SNL 2x10: Candice Bergen/Frank Zappa

Jan 24, 2012 02:09

The SNL immediately following Jodie Foster was another Candice Bergen, which I watched because I really enjoyed Candice's first hosting gig in the first season, where I noted her gravitas and calming influence on the show. This time, there was an altogether different energy.

Onion AV Club gives this episode an A, claiming it's by far the best of the rough patch after Chevy Chase and before Bill Murray; but I found it awkward and hard to watch. Candice no longer seems in control. It doesn't help that in the opening monologue she portrays herself as hopelessly devoted to an uncaring John Belushi in a lengthy Casablanca sketch ("You're part of the show, the thing that keeps it going. And, if that show starts and you're not on it, you'll regret it. Maybe not today...") There's no showcase for her trademark confident assertive seriousness in this episode, and it's not just the writing. Through the whole show, she seems nervous, giggly, self-conscious. She has to fill an absurd amount of dead air at the end of the show, and she laughs, a little angrily, "This is so unfair, to do this to me!" It seems to me she's talking about everything.
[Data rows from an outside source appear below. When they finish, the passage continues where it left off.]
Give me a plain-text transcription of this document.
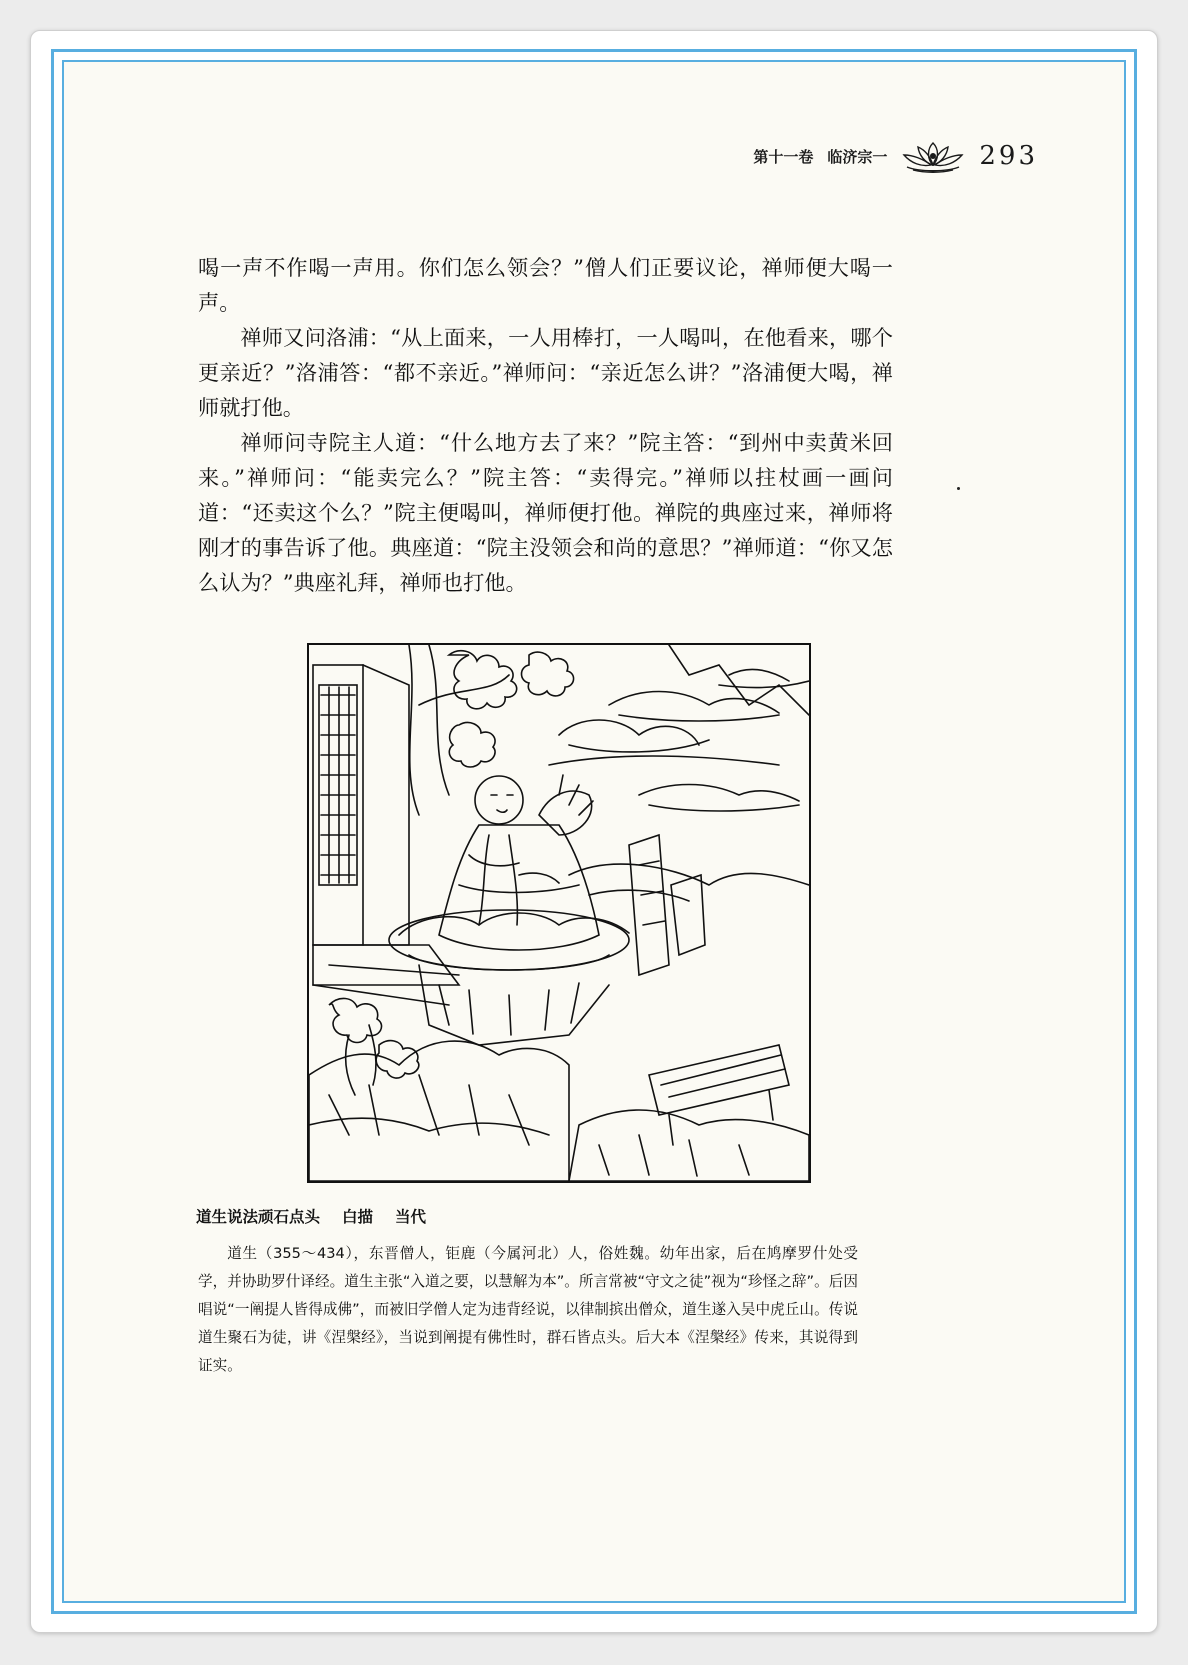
第十一卷 临济宗一	293

喝一声不作喝一声用。你们怎么领会？”僧人们正要议论，禅师便大喝一声。

禅师又问洛浦：“从上面来，一人用棒打，一人喝叫，在他看来，哪个更亲近？”洛浦答：“都不亲近。”禅师问：“亲近怎么讲？”洛浦便大喝，禅师就打他。

禅师问寺院主人道：“什么地方去了来？”院主答：“到州中卖黄米回来。”禅师问：“能卖完么？”院主答：“卖得完。”禅师以拄杖画一画问道：“还卖这个么？”院主便喝叫，禅师便打他。禅院的典座过来，禅师将刚才的事告诉了他。典座道：“院主没领会和尚的意思？”禅师道：“你又怎么认为？”典座礼拜，禅师也打他。

道生说法顽石点头 白描 当代

道生（355～434），东晋僧人，钜鹿（今属河北）人，俗姓魏。幼年出家，后在鸠摩罗什处受学，并协助罗什译经。道生主张“入道之要，以慧解为本”。所言常被“守文之徒”视为“珍怪之辞”。后因唱说“一阐提人皆得成佛”，而被旧学僧人定为违背经说，以律制摈出僧众，道生遂入吴中虎丘山。传说道生聚石为徒，讲《涅槃经》，当说到阐提有佛性时，群石皆点头。后大本《涅槃经》传来，其说得到证实。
I'm admittedly influenced by my metaknowledge from the same AV Club review that Candice "cites the third show she hosted Saturday Night Live as the moment she grew bitterly disillusioned with the show and vowed never to host again." By all accounts, this was the height of SNL's drug-addled backstage insanity. Watching it does give the feeling that Candice is both exasperated with the cast and scared for them: she left a smoothly-running machine, and now it's out of control. She's being asked to hold it together, and they're asking too much.

In one sketch which seems particularly drawn from life, Candice urges viewers to write in and offer to adopt wayward John Belushi for Christmas. (John hopes you'll provide "a roast turkey stuffed with drugs.") The jokes are sharp, and Candice's protective affection to the point of handsiness feel genuine.

At the end, when Candice is finally rescued from her endless hell of ad-libbing and skates around Rockefeller Center hand-in-hand with John Belushi, I'm left, not so much sated with laughter, as awash with the intense emotions of a young woman returned to her hometown to find the handsome, charming boy she used to have a hopeless crush on is now all fucked up and damaged goods, and where she once idolized him, she now regards him with a mix of sadness and fear and pity, yet in those moments when he shines his light just on her (so much more than he ever did at the height of his power!), she still feels just as flattered and giggly and schoolgirlish as she ever did back in the day, only now she sort of hates herself for it. I'm not sure if the boy in this metaphor is Belushi or SNL generally. I'm just saying, it's a very specific sort of bittersweet emotional ringer that is not entirely conducive to lots o' laffs.

Highlights:
  • Candice's epic break and Gilda's adorable performance save the world's most mediocre sketch.

  • Frank Zappa as musical guest is amazing--his performers are virtuosic and, unlike most music guests, he really tries to weave himself into the fabric of the show, incorporating humor and visuals into his numbers. He gets Don Pardo to perform part of one song, and John Belushi does a bit in the middle of another. He sings about slime and slime oozes out of the monitors. But this very integration with the rest of the show, combined with his creepy, wild-eyed, low-voiced, psychedelic, xylophony style, does nothing to alleviate my general unnervedness.

  • Frank Zappa's cameo as the only human in a police lineup of "killer trees" is probably actually my favorite moment of the night: he even stands around amusingly, like a cartoon character, and he obligingly responds to the officer's instructions to "wave your branches" and "shake your ornaments."

  • I'm weirdly amused by the topical-to-a-time-other-than-my-own Christmas carol about executing a murderer.